Have you got a car loan, and paying all of that interest to the bank or lender has become a hard pill to swallow? Maybe you have come into a little extra money, and you’re considering paying off your car early? Is this a good idea? Paying off your car early makes sense in most situations…but there are a couple of exceptions.
How Much Could Pre-Payment Save You?
First, let’s look at the benefits. The biggest reason to pay your car off early is to save money on the total interest paid, so let’s have a look at how much you can save in terms of an actual dollar amount. Assuming an original loan for $15,000 at 10% APR and a loan term of five years, you would pay a total of $4,122.34 in interest over the life of the loan. Pay the loan off one year early and you will save $861.28 in interest.
Adding an Additional Payment Each Year
If you are just starting a new loan and want to shave some time off of the repayment period, but do not think you will have the cash to pay a huge chunk of the principal at one time, try adding a bit to your monthly payment. In the above scenario, your monthly payment would be $318.71. If you divide that by 12, you get $26.56. By adding that to your payment each month you make an additional full payment each year, shaving five months off your repayment period and saving yourself $421.87 in total interest.
Exception 1: Is This Your First Car Loan?
Now, for an instance where paying your car loan off early does not help you. If you are paying on your first car loan, or at least the first car loan as you try to rebuild your credit, you must make 18 on time payments on that loan or you will not see a significant boost to your credit score. That claim is based on information provided by FICO about their auto-enhanced credit score. After making that eighteenth payment, then you can pay your loan off whenever possible.
Exception 2: Do You Have Prepayment Penalties?
There are three types of “prepayment penalties” that can quickly suck the benefits out of an early car loan payoff.
- Basic Prepayment Penalty: in this case, the lender stipulates in the loan agreement that a certain percentage of the remaining balance is charged in the event of an early payoff. This is legal in most states–36 of them, at last count–and borrowers will have dig up their agreement, determine the percentage of the penalty, then compare with this with the numbers from an online calculator to determine if they will save any money by paying off their car early. In some cases, the total interest saved will not amount to the cost of the penalty.
- Rule of 78s: this is a sneakier tactic wherein the early payments on your loan go toward paying down your interest, not your principal. In this way, by the time you want to pay off your car early, you may find that you have already paid much of the total interest, so you won’t save much by paying off the rest of it early. This is illegal on loans longer than 61 months, but most states do allow it on loans of 60 months or less.

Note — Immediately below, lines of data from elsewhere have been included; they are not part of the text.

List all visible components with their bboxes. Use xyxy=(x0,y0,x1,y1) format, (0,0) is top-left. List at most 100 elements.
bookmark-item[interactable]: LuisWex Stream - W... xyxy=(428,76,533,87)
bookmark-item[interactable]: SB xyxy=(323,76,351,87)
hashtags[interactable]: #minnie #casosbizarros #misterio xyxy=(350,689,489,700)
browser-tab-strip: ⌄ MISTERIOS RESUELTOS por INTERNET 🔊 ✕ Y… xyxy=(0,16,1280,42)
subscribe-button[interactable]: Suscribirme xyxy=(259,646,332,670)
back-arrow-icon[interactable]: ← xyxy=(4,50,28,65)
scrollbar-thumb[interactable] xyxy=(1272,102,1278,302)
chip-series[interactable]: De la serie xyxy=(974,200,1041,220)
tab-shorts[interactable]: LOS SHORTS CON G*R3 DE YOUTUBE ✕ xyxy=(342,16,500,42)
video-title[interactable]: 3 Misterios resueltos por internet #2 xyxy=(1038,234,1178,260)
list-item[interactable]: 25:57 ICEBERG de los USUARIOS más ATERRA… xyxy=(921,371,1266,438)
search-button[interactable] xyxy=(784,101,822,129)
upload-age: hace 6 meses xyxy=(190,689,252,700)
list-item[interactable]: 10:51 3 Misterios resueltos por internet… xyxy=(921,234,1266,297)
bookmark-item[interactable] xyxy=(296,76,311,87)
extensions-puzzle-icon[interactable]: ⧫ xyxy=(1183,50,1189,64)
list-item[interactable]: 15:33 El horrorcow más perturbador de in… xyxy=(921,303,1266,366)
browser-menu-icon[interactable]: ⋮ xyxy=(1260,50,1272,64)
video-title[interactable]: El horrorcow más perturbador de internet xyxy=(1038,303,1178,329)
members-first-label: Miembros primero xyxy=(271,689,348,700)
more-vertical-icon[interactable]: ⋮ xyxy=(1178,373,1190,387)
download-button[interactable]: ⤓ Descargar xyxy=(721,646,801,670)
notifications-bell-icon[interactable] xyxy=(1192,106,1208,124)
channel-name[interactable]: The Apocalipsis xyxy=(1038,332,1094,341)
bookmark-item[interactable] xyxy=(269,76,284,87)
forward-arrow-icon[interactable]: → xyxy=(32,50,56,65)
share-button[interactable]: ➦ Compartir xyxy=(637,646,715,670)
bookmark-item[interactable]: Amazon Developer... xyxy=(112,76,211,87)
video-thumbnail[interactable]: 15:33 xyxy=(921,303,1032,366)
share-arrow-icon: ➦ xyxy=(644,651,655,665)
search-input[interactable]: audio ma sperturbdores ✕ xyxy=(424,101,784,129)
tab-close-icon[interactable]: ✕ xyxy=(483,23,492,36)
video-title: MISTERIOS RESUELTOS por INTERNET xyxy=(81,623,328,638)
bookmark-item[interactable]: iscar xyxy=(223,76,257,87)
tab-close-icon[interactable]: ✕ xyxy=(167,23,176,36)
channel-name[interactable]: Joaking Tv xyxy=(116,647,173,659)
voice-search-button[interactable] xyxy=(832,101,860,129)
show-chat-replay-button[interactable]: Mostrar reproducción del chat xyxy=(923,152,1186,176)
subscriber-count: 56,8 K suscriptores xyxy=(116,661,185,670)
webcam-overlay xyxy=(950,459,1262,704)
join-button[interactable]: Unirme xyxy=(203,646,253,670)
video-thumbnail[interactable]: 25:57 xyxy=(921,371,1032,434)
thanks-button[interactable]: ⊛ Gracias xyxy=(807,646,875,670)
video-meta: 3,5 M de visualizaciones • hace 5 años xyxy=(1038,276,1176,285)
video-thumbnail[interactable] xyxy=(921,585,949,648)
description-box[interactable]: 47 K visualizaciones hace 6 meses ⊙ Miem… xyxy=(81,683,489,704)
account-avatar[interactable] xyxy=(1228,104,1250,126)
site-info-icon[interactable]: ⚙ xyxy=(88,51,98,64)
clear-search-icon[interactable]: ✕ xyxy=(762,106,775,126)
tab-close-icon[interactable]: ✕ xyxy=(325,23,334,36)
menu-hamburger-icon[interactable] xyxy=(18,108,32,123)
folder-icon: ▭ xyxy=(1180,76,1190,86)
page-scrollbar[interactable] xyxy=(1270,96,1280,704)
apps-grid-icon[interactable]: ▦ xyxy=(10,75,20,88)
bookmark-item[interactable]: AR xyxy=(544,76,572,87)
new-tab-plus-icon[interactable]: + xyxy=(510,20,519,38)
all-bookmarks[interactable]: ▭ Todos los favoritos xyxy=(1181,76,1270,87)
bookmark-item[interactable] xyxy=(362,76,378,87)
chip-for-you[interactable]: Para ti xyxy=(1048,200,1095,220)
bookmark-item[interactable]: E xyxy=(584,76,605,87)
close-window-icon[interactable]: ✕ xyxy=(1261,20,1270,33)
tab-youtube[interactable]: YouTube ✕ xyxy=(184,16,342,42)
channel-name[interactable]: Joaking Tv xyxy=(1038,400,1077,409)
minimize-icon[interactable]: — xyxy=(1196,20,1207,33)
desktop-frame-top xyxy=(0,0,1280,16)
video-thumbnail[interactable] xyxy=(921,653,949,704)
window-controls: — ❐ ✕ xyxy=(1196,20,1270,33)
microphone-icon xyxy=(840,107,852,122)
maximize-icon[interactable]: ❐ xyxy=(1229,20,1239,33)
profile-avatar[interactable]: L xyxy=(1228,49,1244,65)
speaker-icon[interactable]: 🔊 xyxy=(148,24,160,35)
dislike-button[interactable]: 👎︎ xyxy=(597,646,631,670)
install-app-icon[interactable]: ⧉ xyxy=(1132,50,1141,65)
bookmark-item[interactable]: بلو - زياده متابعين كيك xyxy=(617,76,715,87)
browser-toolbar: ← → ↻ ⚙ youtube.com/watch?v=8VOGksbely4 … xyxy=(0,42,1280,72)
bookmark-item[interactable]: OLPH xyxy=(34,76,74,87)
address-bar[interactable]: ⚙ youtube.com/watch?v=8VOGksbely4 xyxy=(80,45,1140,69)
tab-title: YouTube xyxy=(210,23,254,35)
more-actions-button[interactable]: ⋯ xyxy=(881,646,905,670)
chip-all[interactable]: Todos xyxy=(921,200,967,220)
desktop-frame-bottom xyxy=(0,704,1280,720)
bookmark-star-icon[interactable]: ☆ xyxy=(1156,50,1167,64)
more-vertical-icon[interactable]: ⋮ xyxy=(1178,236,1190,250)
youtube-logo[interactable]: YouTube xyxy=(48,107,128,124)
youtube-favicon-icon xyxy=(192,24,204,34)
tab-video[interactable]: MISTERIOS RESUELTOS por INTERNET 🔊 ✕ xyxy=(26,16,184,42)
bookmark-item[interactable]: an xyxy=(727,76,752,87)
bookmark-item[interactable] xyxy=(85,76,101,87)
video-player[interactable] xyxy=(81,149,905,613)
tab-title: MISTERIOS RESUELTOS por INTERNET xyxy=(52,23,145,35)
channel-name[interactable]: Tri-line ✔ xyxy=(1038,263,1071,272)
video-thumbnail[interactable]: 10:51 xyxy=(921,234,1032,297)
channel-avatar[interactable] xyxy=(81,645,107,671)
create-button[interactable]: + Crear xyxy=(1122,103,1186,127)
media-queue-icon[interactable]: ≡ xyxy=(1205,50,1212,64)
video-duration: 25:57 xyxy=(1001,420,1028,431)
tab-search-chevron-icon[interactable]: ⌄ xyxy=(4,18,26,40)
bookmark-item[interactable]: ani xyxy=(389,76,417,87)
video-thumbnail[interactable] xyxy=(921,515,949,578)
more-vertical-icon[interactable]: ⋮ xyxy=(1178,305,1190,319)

- Pre-Computed Auto Loans: in this case, your contract stipulates that you must pay not only the principal loan amount, but all of the interest as well. Even if you pay off the loan early, all of the interest will be owed to the lender, so you won’t save yourself a dime.
There is great article on The Dollar Stretcher about such penalties, but suffice it to say, it is important to ensure that such provisions are NOT in your auto loan agreement before you ever sign it, and before you decide to sink a load of cash into your vehicle. Fortunately, most of these penalties, while currently legal, are not all that common, and that means paying off your car early is usually a good idea if you have the funds to do it.